Greece’s prime minister, George A. Papandreou, comfortably survived a confidence vote on Tuesday, momentarily stabilizing his fragile Socialist government and clearing the way for a fresh infusion of financial assistance from the European Union.
But the country’s economic crisis, which began at the end of 2009 when the world belatedly realized that Greece’s fiscal and trade deficits were unsustainable, is far from over; in fact it has taken a new and dangerous turn.
The specter of a default on Greece’s sovereign debt — close to $500 billion, most of it owed to other Europeans — is haunting bankers and politicians. It could set off domino effects in the euro zone and beyond. Without urgent domestic reform and help from its European partners, Greece, a country of only 11 million people, risks being caught in an unbreakable cycle of decline.
The bailout by the European Union, with the participation of the International Monetary Fund, comes with strict conditions attached, conditions that the government has only partially met so far. The government has reduced the budget deficit to 10.5 percent of Greece’s gross domestic product from more than 15 percent — no small achievement — and passed a bold pension reform plan. But it has been much more hesitant about structural reform of the economy and privatization of state-controlled enterprises, because of organized opposition by vested interests, resistance from within the party and from trade unions, and the snail’s pace of Greek bureaucracy.
With unemployment at 16 percent, Greeks have been taking to the streets in protest against unpopular measures and a political system at risk of losing its legitimacy. Populists are having a field day, offering simplistic solutions and seeking scapegoats, preferably those beyond the nation’s borders. This is certainly not a phenomenon confined to Greece.
Mr. Papandreou has reshuffled his cabinet and tried to appease his party members, while putting out feelers to the main center-right opposition party over the creation of a national unity government — so far, unsuccessfully. He has been undoubtedly weakened in the process. Greece desperately needs a radical renewal of its political class; at stake is the survival of many members of that establishment. It also needs a peaceful revolution in its economy and society. But democracy takes time.
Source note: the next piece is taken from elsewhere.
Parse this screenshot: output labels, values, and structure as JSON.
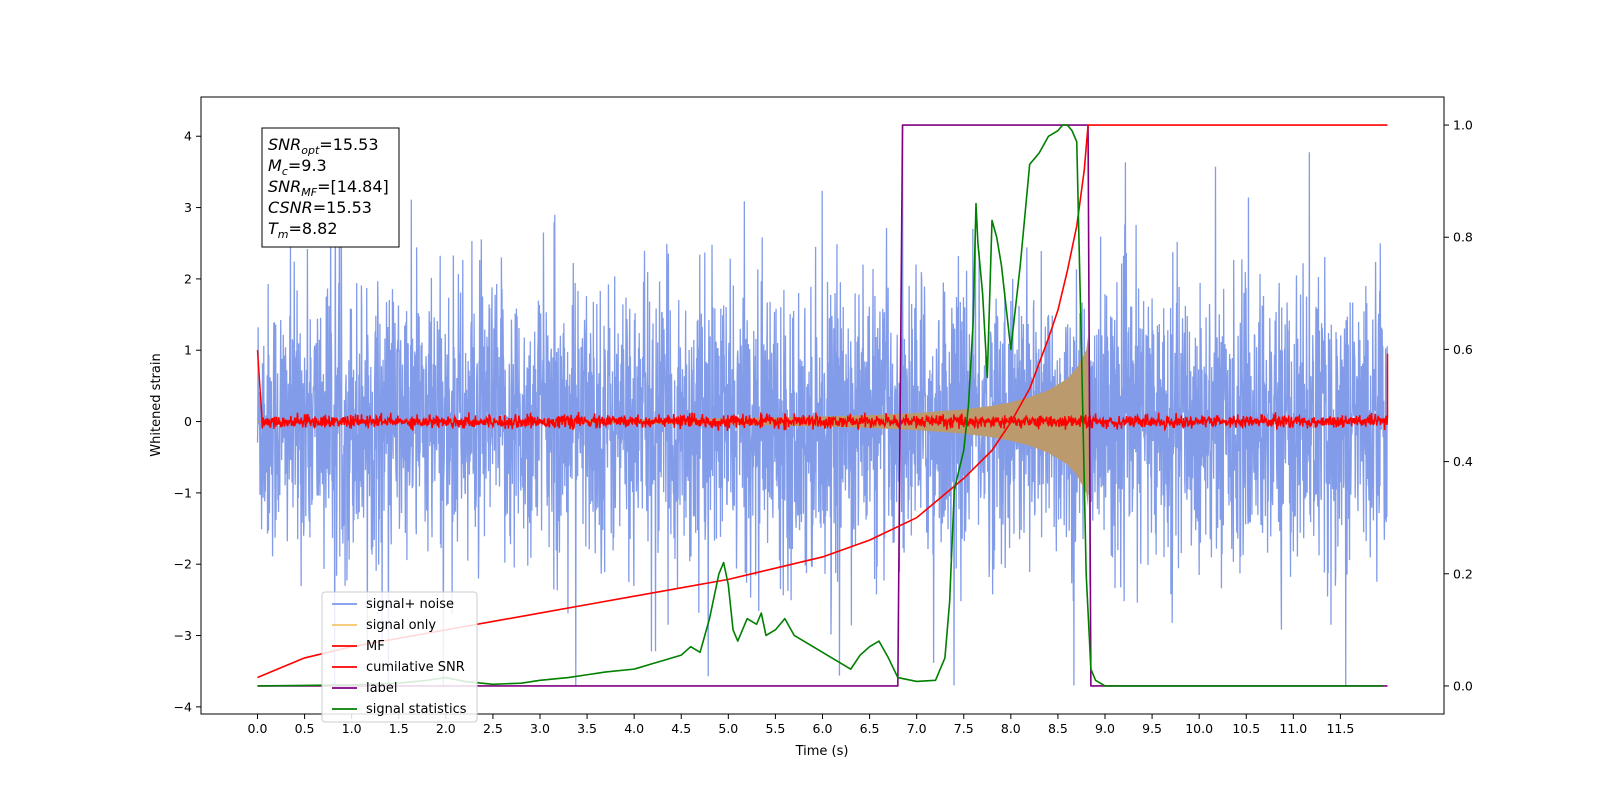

The next parliamentary elections may not be very far off, but the political and economic climate has to improve first.
A few bold measures would send the message that the government is serious about scaling down the public sector. The solution is not more taxes to pay for poor quality services and over-staffed state organizations, the result of years of clientele politics in which the party in power appointed its friends to taxpayer-financed jobs. Greece needs more effective tax collection, together with the provision of a safety net for the rising numbers of the economically vulnerable.
But economic measures are surely not enough; in drama, as ancient Greeks knew, you need catharsis. In today’s Greece, this means that people who have mismanaged public funds should be brought to justice. Neither of the main political parties has been enthusiastic about this, because they fear the unpleasant surprises from opening such a Pandora’s box. The creation of a national unity government, with a specific program of limited duration, would help to restore public confidence and broaden support for politically difficult measures, notably the elimination of public sector jobs.
For the heavily indebted and uncompetitive economies of the European periphery, fiscal consolidation and structural reform — the mantras of I.M.F. economists — are a must. But what is the right dose of austerity? Too much could be economically counterproductive. Public tolerance of austerity may be reaching the breaking point.
Growth is the key: without it, any adjustment program is doomed to fail. In trying to cut bureaucratic tape, Greek politicians will need to create an environment that is propitious to investment, which has not been the case for many years. European funds for investment could bolster the determination of local politicians to proceed with structural reform. Some in Europe are already talking about a new Marshall Plan for financially embattled countries. Solidarity with strings attached is a politically intelligent form of investment.
The sovereign debt problem in several European countries, including Greece, raises the question of who should pay for the accumulated mistakes of the past — taxpayers or private creditors — and how much of the burden each country should bear. We need a political agreement on these questions, instead of piecemeal measures that leave politicians two steps behind the bond markets.
Greece is at a dangerous crossroads. Other countries — Portugal, Ireland, maybe Spain — are coming behind it. The consequences of excessive borrowing and consumption, of the bursting of the credit bubble, have caught up with us. If we fail to deal with them effectively, the achievements of decades of increasing integration and shared sovereignty in postwar Europe may no longer be taken for granted.
Loukas Tsoukalis, a professor of European integration at the University of Athens and the president of the Hellenic Foundation for European and Foreign Policy.